以前、あきこさんは「エドがいつも醸造タンクを洗ったり、ワイナリーをきれいに掃除していて、わたしも一生懸命お手伝いしていたら、いつの間にか醸造家になったのですよ」と、冗談交じりに笑顔で話してくれたが、師匠のカーツマン氏から実践で醸造を学んだ。
自宅もワイナリーのすぐ側で、栽培から醸造まで、ハンズオンでワイン造りに携わっている。
フリーマンのワインは、アメリカのソムリエや評論家からも評価が高い。サンフランシスコのレストランや、地元ソノマのヒールズバーグの三ツ星レストラン「SingleThread」のワインリストにも採用されている。

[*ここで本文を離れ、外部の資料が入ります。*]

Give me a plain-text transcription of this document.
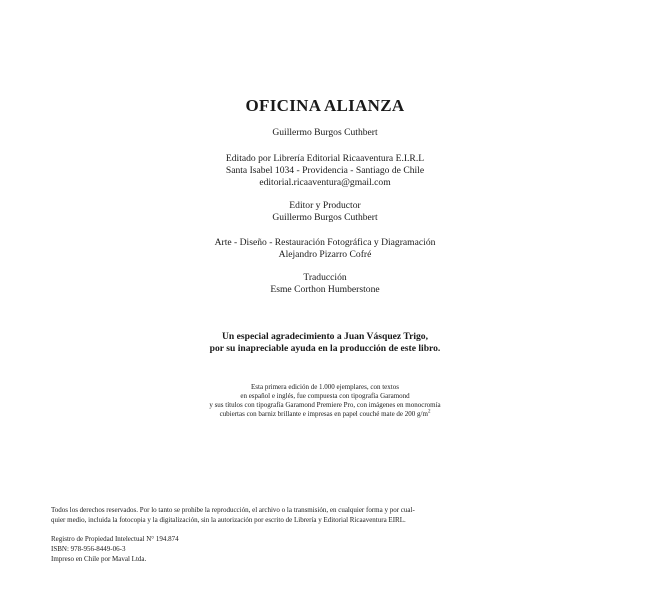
OFICINA ALIANZA
Guillermo Burgos Cuthbert
Editado por Librería Editorial Ricaaventura E.I.R.L
Santa Isabel 1034 - Providencia - Santiago de Chile
editorial.ricaaventura@gmail.com
Editor y Productor
Guillermo Burgos Cuthbert
Arte - Diseño - Restauración Fotográfica y Diagramación
Alejandro Pizarro Cofré
Traducción
Esme Corthon Humberstone
Un especial agradecimiento a Juan Vásquez Trigo,
por su inapreciable ayuda en la producción de este libro.
Esta primera edición de 1.000 ejemplares, con textos
en español e inglés, fue compuesta con tipografía Garamond
y sus títulos con tipografía Garamond Premiere Pro, con imágenes en monocromía
cubiertas con barniz brillante e impresas en papel couché mate de 200 $g/m^2$
Todos los derechos reservados. Por lo tanto se prohibe la reproducción, el archivo o la transmisión, en cualquier forma y por cual-
quier medio, incluida la fotocopia y la digitalización, sin la autorización por escrito de Librería y Editorial Ricaaventura EIRL.
Registro de Propiedad Intelectual N° 194.874
ISBN: 978-956-8449-06-3
Impreso en Chile por Maval Ltda.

冒頭のホワイトハウスのワイン専門家の目に留まったのも、彼がワシントンDCのレストランで、フリーマンのワインを飲んで感銘を受けたことがきっかけだった。
自社畑は、数年前から完全にオーガニック栽培に切り替えた。これからは、いかに土を元気にして、その土で育つブドウが美味しくなることを期待している。
「ワインは自然の産物です。土地の声を聞いて、土地が語りかけてくるものを、自分が通訳代わりになり、翻訳してワインとして届けたい。醸造家としては、あまりいじらずに、その年の特徴が出たものを造りたいです」とあきこさん。
そして、新しい試みとして、Yuki畑に少量植えている冷涼なシャルドネから、密かに、スパークリング・ワインを仕込んでいる。他のワインと同様、人任せにはせず、全工程を自分たちで手がける、彼女のこだわりが詰まったワインだ。
シャルドネの白ワインと、ピノ・ノワールの赤ワインは、どちらとも日本でも手に入るので、ぜひ一度、彼女がブドウに込めた思いを味わっていただきたい。